State child welfare officials gave each of the more than 460 children in state custody the same template plan for parents to follow, and judges made few changes. But parents remained without answers to important questions, including whether a requirement that the children live in a "safe" environment means they can't return to the Yearning For Zion Ranch.
Donna Guion, an attorney for the mother of a 6-year-old son of the sect's jailed prophet, Warren Jeffs, complained the plans were so vague they would be impossible to satisfy and were contingent on psychological evaluations likely to take weeks more to complete.
"This plan is so vague and so broad that my client has no idea what she can do now," Guion said of the boy's mother.
Dozens of mothers in prairie dresses and fathers in button-down shirts, flanked by pro bono lawyers from the state's most prestigious firms as well as Legal Aid, arrived at the Tom Green County Courthouse hoping to learn what exactly they must to do regain custody of their children.
"What the parents are trying to find out here is what they need to do to get their children back, and there's no clear answer to that," said Rod Parker, spokesman for the Fundamentalist Church of Jesus Christ of Latter-day Saints, which runs the ranch in Eldorado.
The hearings in nearby San Angelo are scheduled to run for the next three weeks, and none of the judges would allow any discussion about whether the initial grounds for removing the children in a raid of the ranch last month were valid. It probably will be months before the cases are reviewed again in court.
Texas child welfare authorities argued that all the children, ranging from newborns to teenagers, should be removed from the ranch because the sect pushes underage girls into marriage and sex and encourages boys to become future perpetrators.
Church members insist there was no abuse. They say the one-size-fits-all action plan devised by the state's Child Protective Services doesn't take into account specific marriage arrangements or living circumstances.
Some members of the renegade Mormon sect lived in a communal setting in large log houses they built themselves. Others lived as traditional nuclear families in their own housing on the YFZ ranch.
Child Protective Services spokeswoman Shari Pulliam said the plans look similar now but will be customized as officials get more information.

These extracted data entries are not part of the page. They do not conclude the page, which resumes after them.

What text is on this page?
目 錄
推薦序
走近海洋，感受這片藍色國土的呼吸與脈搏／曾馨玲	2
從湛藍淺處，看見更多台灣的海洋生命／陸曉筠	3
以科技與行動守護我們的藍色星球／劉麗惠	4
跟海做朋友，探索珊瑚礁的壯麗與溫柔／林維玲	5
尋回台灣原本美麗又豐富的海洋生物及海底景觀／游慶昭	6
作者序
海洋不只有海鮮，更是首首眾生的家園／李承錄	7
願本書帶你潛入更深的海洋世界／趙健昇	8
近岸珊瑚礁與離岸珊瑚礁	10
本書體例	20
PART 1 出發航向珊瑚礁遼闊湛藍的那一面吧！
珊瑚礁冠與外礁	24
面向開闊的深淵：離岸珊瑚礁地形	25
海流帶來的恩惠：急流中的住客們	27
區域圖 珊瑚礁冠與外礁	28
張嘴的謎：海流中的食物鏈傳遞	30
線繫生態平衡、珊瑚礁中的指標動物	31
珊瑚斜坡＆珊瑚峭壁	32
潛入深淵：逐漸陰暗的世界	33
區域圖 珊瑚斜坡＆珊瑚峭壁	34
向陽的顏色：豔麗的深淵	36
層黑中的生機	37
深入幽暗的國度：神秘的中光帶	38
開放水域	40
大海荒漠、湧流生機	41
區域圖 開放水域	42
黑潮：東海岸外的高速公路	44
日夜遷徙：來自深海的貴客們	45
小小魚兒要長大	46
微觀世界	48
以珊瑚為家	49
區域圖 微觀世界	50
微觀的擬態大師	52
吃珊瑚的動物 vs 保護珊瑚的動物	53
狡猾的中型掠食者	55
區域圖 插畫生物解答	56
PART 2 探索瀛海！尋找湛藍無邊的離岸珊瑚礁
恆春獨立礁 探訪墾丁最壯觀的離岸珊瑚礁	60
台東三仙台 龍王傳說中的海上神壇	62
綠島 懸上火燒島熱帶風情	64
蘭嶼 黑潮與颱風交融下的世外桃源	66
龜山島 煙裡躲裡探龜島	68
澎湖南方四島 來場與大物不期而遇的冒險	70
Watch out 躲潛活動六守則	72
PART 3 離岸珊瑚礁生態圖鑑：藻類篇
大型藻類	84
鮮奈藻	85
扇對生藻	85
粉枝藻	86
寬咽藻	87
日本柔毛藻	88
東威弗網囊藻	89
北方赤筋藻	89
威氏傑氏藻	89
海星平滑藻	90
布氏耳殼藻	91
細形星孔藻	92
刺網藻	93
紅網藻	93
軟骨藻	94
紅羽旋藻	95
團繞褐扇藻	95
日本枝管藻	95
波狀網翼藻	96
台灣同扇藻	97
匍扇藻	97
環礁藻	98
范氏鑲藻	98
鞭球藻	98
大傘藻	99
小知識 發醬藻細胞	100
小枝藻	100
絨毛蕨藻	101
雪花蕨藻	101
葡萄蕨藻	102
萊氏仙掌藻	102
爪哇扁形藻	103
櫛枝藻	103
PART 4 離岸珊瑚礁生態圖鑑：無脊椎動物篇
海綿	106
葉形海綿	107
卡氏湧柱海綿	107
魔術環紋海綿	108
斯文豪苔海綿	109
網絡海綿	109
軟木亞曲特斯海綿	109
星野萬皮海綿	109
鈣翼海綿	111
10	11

"It's logical they all look the same. All the children were removed from the same address at the same time for the same reason," she said. But "it's an evolving plan."

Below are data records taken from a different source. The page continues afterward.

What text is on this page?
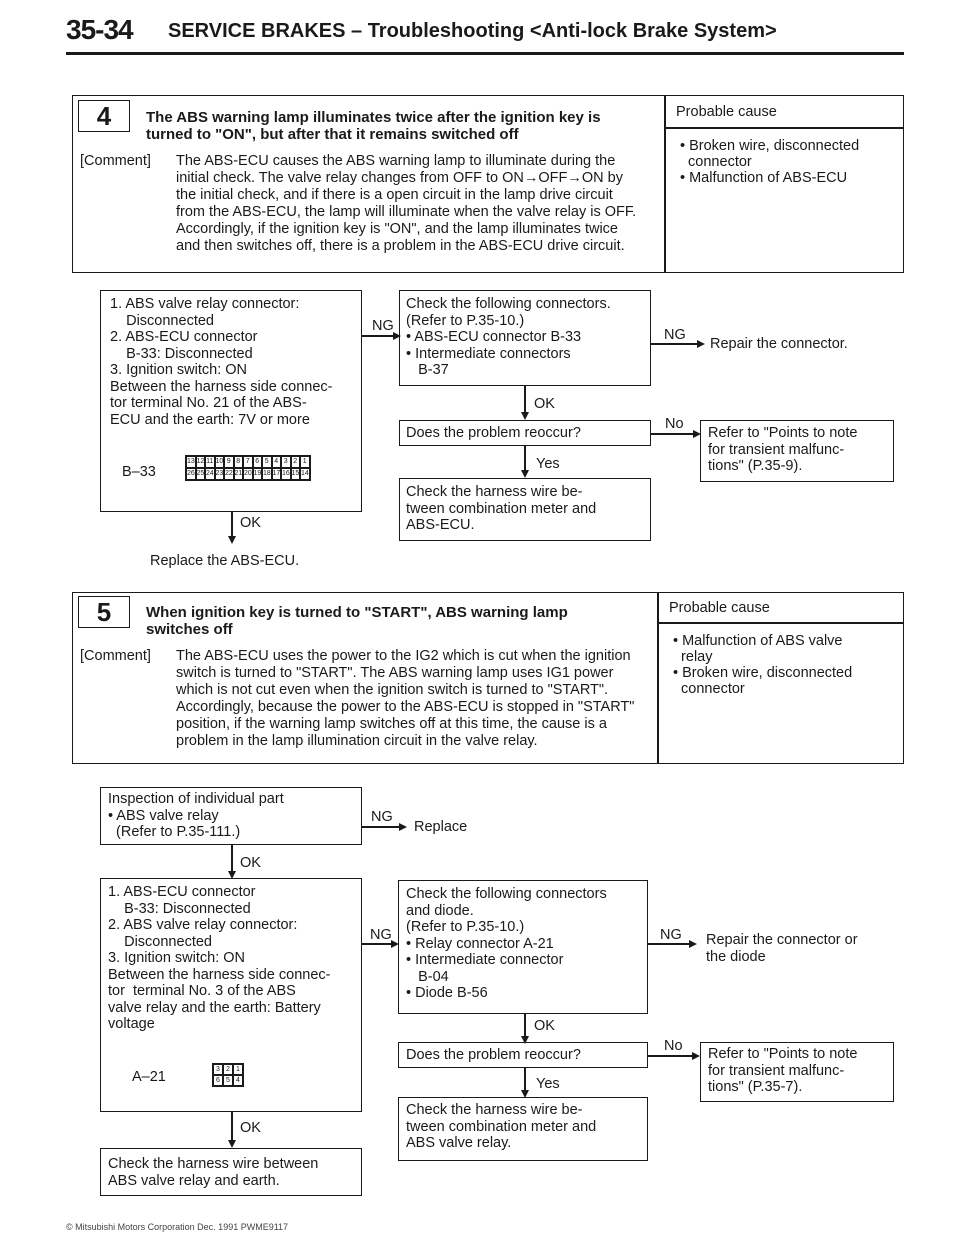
35-34 SERVICE BRAKES – Troubleshooting <Anti-lock Brake System>
4	The ABS warning lamp illuminates twice after the ignition key is
turned to "ON", but after that it remains switched off
[Comment] The ABS-ECU causes the ABS warning lamp to illuminate during the
initial check. The valve relay changes from OFF to ON→OFF→ON by
the initial check, and if there is a open circuit in the lamp drive circuit
from the ABS-ECU, the lamp will illuminate when the valve relay is OFF.
Accordingly, if the ignition key is "ON", and the lamp illuminates twice
and then switches off, there is a problem in the ABS-ECU drive circuit.
Probable cause
• Broken wire, disconnected
connector
• Malfunction of ABS-ECU
1. ABS valve relay connector:
Disconnected
2. ABS-ECU connector
B-33: Disconnected
3. Ignition switch: ON
Between the harness side connec-
tor terminal No. 21 of the ABS-
ECU and the earth: 7V or more
B–33
13 12 11 10 9 8 7 6 5 4 3 2 1
26 25 24 23 22 21 20 19 18 17 16 15 14
OK
Replace the ABS-ECU.
NG
Check the following connectors.
(Refer to P.35-10.)
• ABS-ECU connector B-33
• Intermediate connectors
B-37
NG
Repair the connector.
OK
Does the problem reoccur?
No
Refer to "Points to note
for transient malfunc-
tions" (P.35-9).
Yes
Check the harness wire be-
tween combination meter and
ABS-ECU.
5	When ignition key is turned to "START", ABS warning lamp
switches off
[Comment] The ABS-ECU uses the power to the IG2 which is cut when the ignition
switch is turned to "START". The ABS warning lamp uses IG1 power
which is not cut even when the ignition switch is turned to "START".
Accordingly, because the power to the ABS-ECU is stopped in "START"
position, if the warning lamp switches off at this time, the cause is a
problem in the lamp illumination circuit in the valve relay.
Probable cause
• Malfunction of ABS valve
relay
• Broken wire, disconnected
connector
Inspection of individual part
• ABS valve relay
(Refer to P.35-111.)
NG
Replace
OK
1. ABS-ECU connector
B-33: Disconnected
2. ABS valve relay connector:
Disconnected
3. Ignition switch: ON
Between the harness side connec-
tor  terminal No. 3 of the ABS
valve relay and the earth: Battery
voltage
A–21	3 2 1
6 5 4
OK
Check the harness wire between
ABS valve relay and earth.
NG
Check the following connectors
and diode.
(Refer to P.35-10.)
• Relay connector A-21
• Intermediate connector
B-04
• Diode B-56
NG Repair the connector or
the diode
OK
Does the problem reoccur?
No Refer to "Points to note
for transient malfunc-
tions" (P.35-7).
Yes
Check the harness wire be-
tween combination meter and
ABS valve relay.
© Mitsubishi Motors Corporation Dec. 1991 PWME9117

All the plans call for parenting classes, vocational training for the parents and require the parents to prove they can support their children. They also call for safe living environments, though they offer no specifics. The parents will be required to outline their plans for earning a living and living arrangements.
The plan does not require parents to renounce polygamy or guarantee that their daughters won't be married before the age of consent, which in Texas is 17.
The children were removed from the ranch during an April 3 raid that began after someone called a domestic abuse hot line claiming to be a pregnant 16-year-old abused by a much older husband. The girl has never been found, and authorities are investigating whether the calls were a hoax.